2. Global average pooling and global max pooling are performed to generate two 2D feature maps. These two 2D feature maps are concatenated and processed through a convolutional layer to generate spatial attention weights. The spatial attention weight features are then output by the module. ; Step 2.4: Construct a lightweight human pose estimation network module based on frequency domain attention mechanism. : 。 2. The lightweight pose estimation method based on frequency domain attention mechanism according to claim 1, characterized in that: Step 2.1 involves extracting low-frequency features using a dynamic low-pass filter module. Specifically, the steps include the following: Step 2.1.1: Obtain the height and width of the input feature map; Step 2.1.2: Segment the input feature map according to the number of channels. share, Each segmented feature map is input into its corresponding filter, and bilinear interpolation is used to upsample the output feature map to its original size. Step 2.1.3, will The upsampled feature maps are concatenated along the channel dimension and activated by the ReLU layer of the dynamic low-pass filter module, ultimately outputting the low-frequency features after low-pass filtering. The expression is as follows: in, For value tensors, The cutoff frequency is different for each channel.

3. The lightweight pose estimation method based on frequency domain attention mechanism according to claim 1, characterized in that: In step 2.1, high-frequency features are extracted using a dynamic high-pass filter module. Specifically, it includes the following steps: Step 2.2.1: Convert the value tensor Divided into Each group uses a grouped deep convolutional layer in the dynamic high-pass filter module to simulate the tensor features of the cutoff frequencies in different high-pass filters. Step 2.2.2: Concatenate the tensor features obtained in Step 2.2.1 to obtain the high-frequency features. : 。 4. The lightweight pose estimation method based on frequency domain attention mechanism according to claim 1, characterized in that: In step 2.1: frequency matching kernel module Represented as: in, Key tensor The One frequency component, Value tensor The One frequency component; Through frequency matching kernel module Obtain the frequency domain attention feature tensor Specifically, the steps include the following: Step 2.3.1: Input feature vector Divide the input feature vectors into multiple groups. Mapping to query tensor Key tensors Value tensor ; Step 2.3.2, Key Tensor Perform a softmax operation to obtain the intermediate distribution vector. ,Will Sum tensor Multiply, we get ; Step 2.3.3: Use the einsum function to convert the query tensor and Multiplying them yields the final attention matrix. ; Step 2.3.4: Concatenate the attention features obtained from each group to obtain the frequency domain attention feature tensor. .

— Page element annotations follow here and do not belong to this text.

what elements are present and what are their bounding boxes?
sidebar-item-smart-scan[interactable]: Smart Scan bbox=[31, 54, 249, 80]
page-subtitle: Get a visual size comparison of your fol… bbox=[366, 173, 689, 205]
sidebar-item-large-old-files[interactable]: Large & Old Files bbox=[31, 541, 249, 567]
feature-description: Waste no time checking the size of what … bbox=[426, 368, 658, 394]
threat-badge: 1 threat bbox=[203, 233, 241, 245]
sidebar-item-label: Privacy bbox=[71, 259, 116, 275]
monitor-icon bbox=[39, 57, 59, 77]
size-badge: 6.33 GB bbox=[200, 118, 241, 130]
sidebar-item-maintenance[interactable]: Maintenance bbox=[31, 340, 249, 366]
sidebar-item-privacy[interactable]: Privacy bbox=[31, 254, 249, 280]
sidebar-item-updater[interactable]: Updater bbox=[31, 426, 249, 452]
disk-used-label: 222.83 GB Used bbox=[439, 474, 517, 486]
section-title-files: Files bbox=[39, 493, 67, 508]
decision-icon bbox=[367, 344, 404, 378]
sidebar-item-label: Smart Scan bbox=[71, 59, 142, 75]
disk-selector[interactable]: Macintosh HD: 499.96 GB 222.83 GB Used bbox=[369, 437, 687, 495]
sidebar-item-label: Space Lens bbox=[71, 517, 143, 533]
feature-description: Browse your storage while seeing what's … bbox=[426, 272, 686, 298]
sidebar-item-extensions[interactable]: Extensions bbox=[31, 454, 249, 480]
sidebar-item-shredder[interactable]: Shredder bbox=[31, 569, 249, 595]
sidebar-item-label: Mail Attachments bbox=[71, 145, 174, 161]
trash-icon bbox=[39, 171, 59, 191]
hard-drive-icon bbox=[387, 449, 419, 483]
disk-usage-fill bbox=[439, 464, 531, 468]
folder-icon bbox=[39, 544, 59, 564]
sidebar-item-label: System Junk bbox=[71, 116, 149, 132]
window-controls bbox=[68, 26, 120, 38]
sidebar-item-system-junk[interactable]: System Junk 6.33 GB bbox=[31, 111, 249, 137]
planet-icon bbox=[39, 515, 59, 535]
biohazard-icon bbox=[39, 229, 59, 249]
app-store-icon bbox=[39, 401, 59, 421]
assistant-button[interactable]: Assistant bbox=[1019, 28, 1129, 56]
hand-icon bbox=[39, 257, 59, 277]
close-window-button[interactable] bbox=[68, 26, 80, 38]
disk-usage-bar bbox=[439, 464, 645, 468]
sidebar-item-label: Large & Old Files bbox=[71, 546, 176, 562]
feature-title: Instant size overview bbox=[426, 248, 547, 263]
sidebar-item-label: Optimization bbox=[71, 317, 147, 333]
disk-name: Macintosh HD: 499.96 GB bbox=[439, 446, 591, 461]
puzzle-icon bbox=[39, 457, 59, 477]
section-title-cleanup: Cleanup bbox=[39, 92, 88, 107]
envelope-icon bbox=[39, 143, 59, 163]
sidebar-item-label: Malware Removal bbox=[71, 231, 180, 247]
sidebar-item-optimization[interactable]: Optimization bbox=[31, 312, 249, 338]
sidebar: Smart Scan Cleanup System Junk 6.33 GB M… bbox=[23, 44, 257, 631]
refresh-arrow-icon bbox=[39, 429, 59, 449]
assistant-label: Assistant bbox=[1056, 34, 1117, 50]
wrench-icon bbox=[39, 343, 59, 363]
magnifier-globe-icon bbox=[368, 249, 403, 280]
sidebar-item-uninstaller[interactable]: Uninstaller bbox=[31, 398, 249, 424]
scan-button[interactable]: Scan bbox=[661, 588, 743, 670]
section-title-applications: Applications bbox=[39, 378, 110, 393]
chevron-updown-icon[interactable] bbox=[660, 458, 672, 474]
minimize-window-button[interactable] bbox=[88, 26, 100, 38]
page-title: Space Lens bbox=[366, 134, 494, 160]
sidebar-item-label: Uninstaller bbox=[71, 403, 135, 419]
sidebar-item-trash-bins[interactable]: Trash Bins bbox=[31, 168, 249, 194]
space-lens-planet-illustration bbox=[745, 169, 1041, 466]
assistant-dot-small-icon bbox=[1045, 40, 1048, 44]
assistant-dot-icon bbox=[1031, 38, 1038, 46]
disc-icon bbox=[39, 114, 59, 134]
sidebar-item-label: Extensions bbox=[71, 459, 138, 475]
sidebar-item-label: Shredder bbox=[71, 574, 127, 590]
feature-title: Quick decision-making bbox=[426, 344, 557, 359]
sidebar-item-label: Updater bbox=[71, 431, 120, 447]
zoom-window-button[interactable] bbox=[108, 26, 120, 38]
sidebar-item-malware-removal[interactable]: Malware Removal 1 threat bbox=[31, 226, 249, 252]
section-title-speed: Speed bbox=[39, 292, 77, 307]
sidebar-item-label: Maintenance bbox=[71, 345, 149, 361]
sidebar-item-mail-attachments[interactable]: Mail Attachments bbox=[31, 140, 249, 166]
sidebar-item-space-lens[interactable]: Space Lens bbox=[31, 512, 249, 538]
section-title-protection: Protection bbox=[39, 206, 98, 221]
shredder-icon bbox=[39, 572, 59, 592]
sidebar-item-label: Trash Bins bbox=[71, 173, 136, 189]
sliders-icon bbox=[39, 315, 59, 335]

5. A lightweight pose estimation method based on a frequency domain attention mechanism according to claim 1, characterized in that: Step 4 specifically includes the following steps: Step 4.1: Construct a human pose estimator by encoding the visual features extracted in Step 3 to obtain... A heat map of human joints, in which This represents the number of predefined human joint categories in the dataset; Step 4.2, regarding the results obtained in Step 4.1 The heatmap of the human body's joints and the Gaussian heatmap constructed based on the annotation information are compared using the mean square error loss function to calculate the loss and optimize the network. The mean squared error loss function, LMSE, is specifically as follows: in, This represents the predefined categories of human joints in the dataset. This represents the true heatmap corresponding to the h-th joint. This represents the predicted heatmap corresponding to the h-th joint.